Use the Healthchecks service

About Healthchecks

Healthchecks is an open-source powerful monitoring and alerting tool for applications and services. It allows to easily monitor the availability of a system or the execution of a program by periodically sending HTTP “keep-alive” requests to custom endpoints. All ping endpoints support:

  • HTTP (1.0, 1.1, 2) and HTTPS
  • IPv4 and IPv6
  • HEAD, GET, and POST request methods.

HTTP POST requests can optionally include diagnostic information in the request body and if the request body looks like a UTF-8 string, Healthchecks.io will store the request body (limited to the first 100 kB). The ping API also support receiving signals to */start and */failure specific endpoints. Successful responses will have the “200 OK” HTTP response status code and a short “OK” string in the response body. A rate limit of 5 request per minute for each check is in place, after that the response will be “200 OK (rate limited)” as a warning, however futher requests will not be stopped.

For each check the user can set a period, the expected time between pings, and a grace time, the time to wait before sending an alert if a check hasn’t received a ping during the aforementioned period.

Healthchecks can then notify the user if an alert has been emitted or periodically send a report email with the status of selected checks. The service uses email as main channel of communication, however other various third-party services can be configured using webhooks or specific API.

In addition to the instant notifications, the service can provide a weekly or monthly report email with the status of the checks and an ongoing reminder email if a check is down.

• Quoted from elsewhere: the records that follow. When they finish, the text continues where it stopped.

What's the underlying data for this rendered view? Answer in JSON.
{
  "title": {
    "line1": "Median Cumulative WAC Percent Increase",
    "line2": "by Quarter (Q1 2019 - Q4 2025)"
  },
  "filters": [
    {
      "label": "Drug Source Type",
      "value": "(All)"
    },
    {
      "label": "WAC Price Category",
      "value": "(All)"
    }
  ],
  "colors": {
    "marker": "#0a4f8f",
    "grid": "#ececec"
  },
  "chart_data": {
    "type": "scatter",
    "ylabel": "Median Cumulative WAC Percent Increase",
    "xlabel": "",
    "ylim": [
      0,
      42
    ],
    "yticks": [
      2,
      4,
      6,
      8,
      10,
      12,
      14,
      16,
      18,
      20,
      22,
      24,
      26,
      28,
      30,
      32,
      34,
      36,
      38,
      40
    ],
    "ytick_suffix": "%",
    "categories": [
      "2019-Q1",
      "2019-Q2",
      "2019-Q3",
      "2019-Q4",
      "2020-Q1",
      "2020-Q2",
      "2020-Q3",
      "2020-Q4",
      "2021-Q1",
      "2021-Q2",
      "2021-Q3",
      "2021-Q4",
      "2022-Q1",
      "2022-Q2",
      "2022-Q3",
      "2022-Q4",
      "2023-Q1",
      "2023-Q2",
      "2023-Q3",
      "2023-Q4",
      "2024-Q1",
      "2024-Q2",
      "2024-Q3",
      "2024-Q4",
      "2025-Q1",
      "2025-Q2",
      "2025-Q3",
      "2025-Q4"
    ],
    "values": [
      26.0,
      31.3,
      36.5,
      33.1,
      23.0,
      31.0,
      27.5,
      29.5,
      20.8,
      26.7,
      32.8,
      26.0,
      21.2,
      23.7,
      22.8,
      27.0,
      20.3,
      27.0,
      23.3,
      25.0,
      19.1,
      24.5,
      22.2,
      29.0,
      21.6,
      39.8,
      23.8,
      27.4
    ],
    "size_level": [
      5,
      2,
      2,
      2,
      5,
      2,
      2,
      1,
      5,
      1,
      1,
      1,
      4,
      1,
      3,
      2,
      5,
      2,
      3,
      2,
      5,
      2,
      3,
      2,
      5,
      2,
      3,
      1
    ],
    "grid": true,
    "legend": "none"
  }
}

The service provides an user-friendly web interface to manage checks, view their status history, and configure all the various alerting options. Healthchecks.io also offers advanced features like maintenance windows, tags for organizing checks and integration with popular monitoring tools like Grafana and Prometheus.

This guide is inteded to help new users get started with the Healthchecks service provided by INFN Cloud. The full documentation of the service can be found at https://healthchecks.cloud.infn.it/docs/ .

Prerequisites

The user has to be registered in the IAM system for INFN-Cloud https://iam.cloud.infn.it/login. Only registered users can login into the service endpoint https://healthchecks.cloud.infn.it.

  • For more details regarding the registration process please see Getting Started. To use this service you don’t need the “system admin” nomination.

Access the service

Healthchecks is setup as a high-available service that can be accessed via the endpoint which refers to two different sites: Bari and CNAF.

You will be immediately asked to log in to the system using the INFN Cloud IAM.

IAM login

Figure 1: INFN Cloud IAM login

Select “Sign in with INFN CCR-AAI” button and use your AAI credential.

INFN-AAI login

Fig 2: Using INFN-AAI identity

You will be then redirected to the Healthchecks homepage.

Healthchecks homepage

Fig 3: Healthchecks homepage

Here all your projects will be shown. By default a projecte named as your email address will be created, but you can create more projects to organize your checks. Projects are useful to group checks together and share them with other users.

Manage checks

In this section we will use the default project as an example. Enter the project by clicking on the project name in the homepage:

open project page

Fig 4: Open project page

Here you will see all the checks in the project and an header bar with a menu, we will come back on this in the following sections. By default a check is already created here with the name “My first check”. As you can see from Fig. 5, for each check it is shown:

  • status of the check (up, down, paused)
  • name of the check
  • ping url (the endpoint to ping to keep the check alive)
  • integrations associated with the check (more on this later)
  • period and grace time of the check
  • last ping time

At the end of each row there are a bell button which let’s you pause or resume a check and a three-dot button that allows you to edit the check. Let’s click on the latter to see the check details.

access check details

Fig 5: Access check details

See and edit check details

The check details page will now open, showing all the information about the check.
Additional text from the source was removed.